Severe distortions of the local economy, financially unsustainable projects, aid dependency, capricious projects and overdetermination of governmental structure by donor policies, huge transaction costs for technical procedures and reporting requirements, lack of donor trust of local authorities, confusion among the population about who the real authorities are - these are common outcomes of peace missions. Far greater use and development of local resources from the very beginning, particularly people, an understanding that peacebuilding takes a long time and goes through stages, and a more modest focus on security and jobs would be more likely to succeed.

The new consensus on peace enforcement also needs debate, first because it requires military resources that will never be available in most cases, and second because the military are not even providing the security that is necessary for statebuilding and development activities. It is worth asking, for example, whether the sophisticated art of UN peacekeeping tradition, with its emphasis on psychological instruments, confidence-building among the parties rather than as a means of force protection, military doctrine aimed at avoiding the dynamic of force, and dynamic peacekeeping, has been lost, or whether Europeans can employ that alternative in operations where the US is not involved (e.g., in Africa) or in European-led operations (such as KFOR or ISAF).

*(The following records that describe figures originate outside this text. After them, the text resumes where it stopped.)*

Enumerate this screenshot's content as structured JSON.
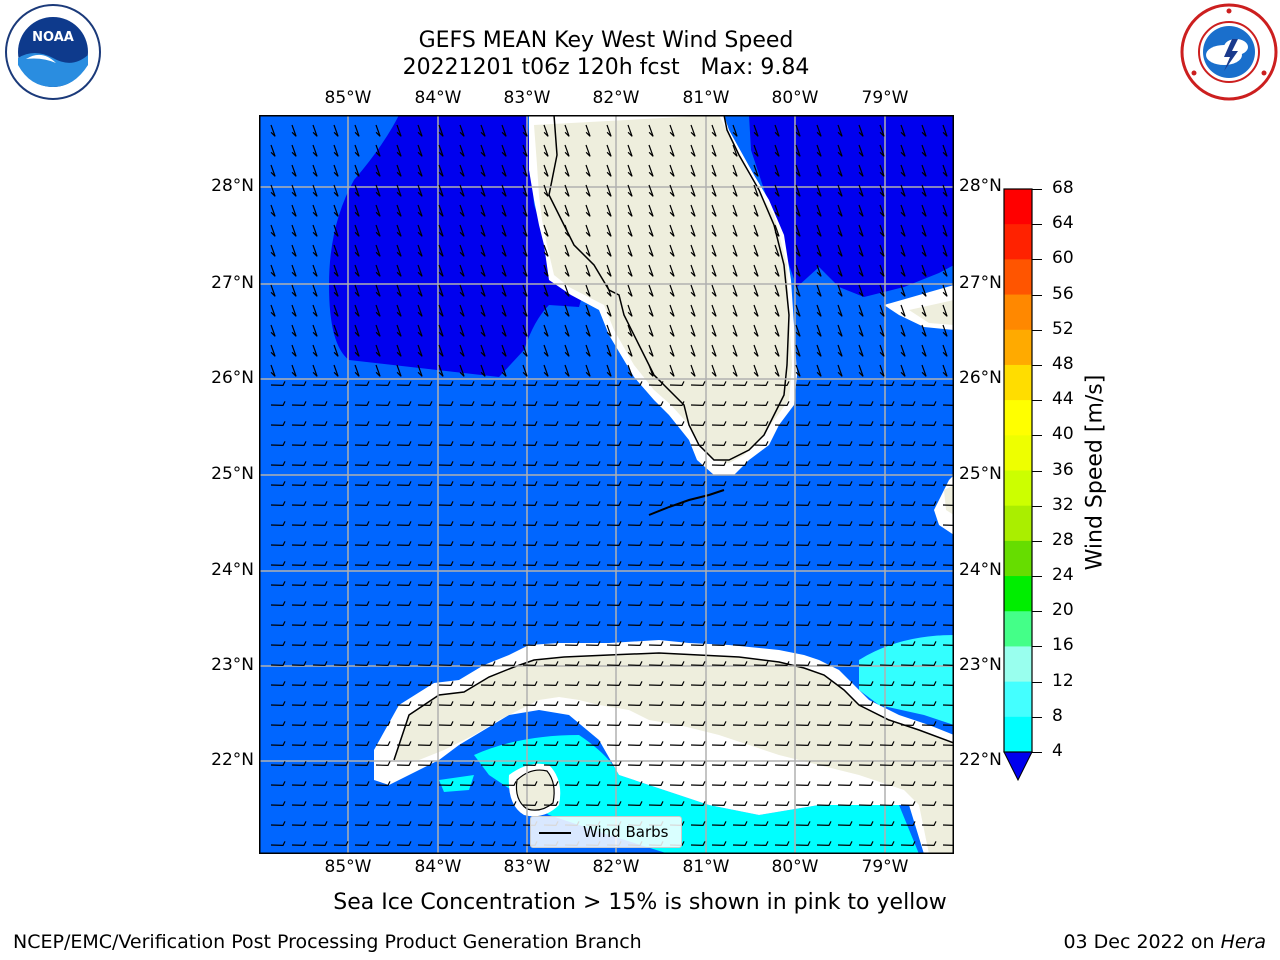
{
  "title": {
    "line1": "GEFS MEAN Key West Wind Speed",
    "line2": "20221201 t06z 120h fcst   Max: 9.84"
  },
  "logos": {
    "left": "noaa-logo",
    "right": "nws-logo"
  },
  "map": {
    "lon_ticks": [
      "85°W",
      "84°W",
      "83°W",
      "82°W",
      "81°W",
      "80°W",
      "79°W"
    ],
    "lat_ticks": [
      "28°N",
      "27°N",
      "26°N",
      "25°N",
      "24°N",
      "23°N",
      "22°N"
    ],
    "colors": {
      "land": "#eeeedd",
      "ocean_4_8": "#0066ff",
      "ocean_0_4": "#0000ee",
      "ocean_8_12": "#00ffff",
      "gridline": "#b0b0b0"
    }
  },
  "legend": {
    "label": "Wind Barbs"
  },
  "colorbar": {
    "label": "Wind Speed [m/s]",
    "ticks": [
      "68",
      "64",
      "60",
      "56",
      "52",
      "48",
      "44",
      "40",
      "36",
      "32",
      "28",
      "24",
      "20",
      "16",
      "12",
      "8",
      "4"
    ],
    "colors": [
      "#ff0000",
      "#ff2200",
      "#ff5500",
      "#ff8800",
      "#ffaa00",
      "#ffdd00",
      "#ffff00",
      "#eeff00",
      "#ccff00",
      "#aaee00",
      "#66dd00",
      "#00ee00",
      "#44ff88",
      "#99ffee",
      "#44ffff",
      "#00ffff",
      "#0066ff",
      "#0000ee"
    ]
  },
  "note": "Sea Ice Concentration > 15% is shown in pink to yellow",
  "footer": {
    "left": "NCEP/EMC/Verification Post Processing Product Generation Branch",
    "right_prefix": "03 Dec 2022 on ",
    "right_machine": "Hera"
  }
}
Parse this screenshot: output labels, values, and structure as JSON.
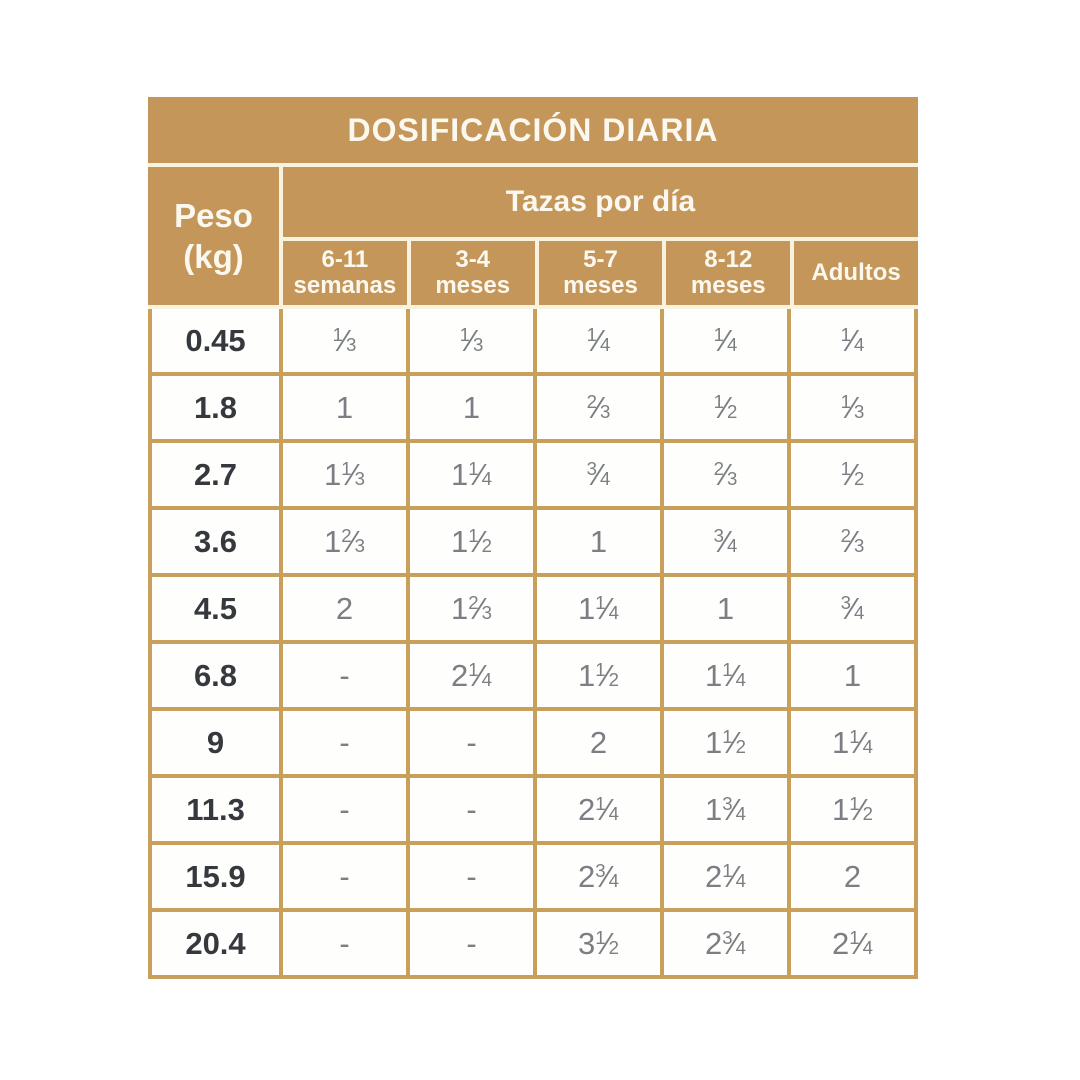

A serious dialogue with those armed forces from alternative traditions and with development workers with extensive field experience on how to reconceptualize and provide security is urgently needed. For example, how can the two use their resources together to establish functioning local administrations that can re-establish control over arms and the use of violence and begin to generate jobs? In place of the debate over who gets development funds (e.g., the military, NGOs, or development agencies), can one ask what the consequences are for locals of using each channel - to which locals, which projects, with what political consequences?7)

In sum, security and development are goals, not organizations. As the key actors on the ground, can there not be a creative dialogue between those with experience in peace missions in the armed forces and in development work about how to create security within the limited resources available, taking advantage of local norms and people, and how to give early priority to employing the population, not only for income but also for occupation, political autonomy, and dignity? The result will transform peace missions.

Notes:

1) The influence is equally great on the academic literature and on popular perceptions of the issues at stake in civil wars and post-conflict reconstruction, but those are subjects for another discussion.
2) Under the leadership of the Reconstruction and Return Task Force of the Office of the High Representative. That political conditionality created distortions is clear, but what those remain to be examined fully; for example, current evidence suggests, counterintuitively, that neglect was a blessing.
3) The same structure was repeated in East Timor.
4) On the origins of this approach, see "Evaluation of the Western Bosnia Rehabilitation Programme 1996-1998" (Centre for Defence Studies, King's College London, November 25, 1999, for DFID) and its Interim Report of May 1999. A recent study of the Provincial Reconstruction Teams in Afghanistan raises similar concerns to those expressed in that evaluation; see Charlotte Watkins, Provincial Reconstruction Teams (PRTs): an analysis of their contribution to security in Afghanistan, MSc Thesis in Development Practice, Oxford Brookes University, 30 September 2003 (available at: www.institute-for-afghan-studies.org/Contributions/Projects/Watkins-PRTs/index.htm).
5) The reason for risk averseness varies among national units, for example, a concern to keep casualties low for some, while for others, a cover for political disagreement with the force command.
6) The Brahimi Report registered this change with a call for a "doctrinal shift" toward civilian security.
7) Bosnian experience with CIMIC micro-projects does demonstrate ways to make them more effective (e.g., co-location of civil and military offices, civilian dominance in setting priorities and for greater continuity and experience, clear monitoring procedures for military units), but this does not alter their marginal impact and the question of goals.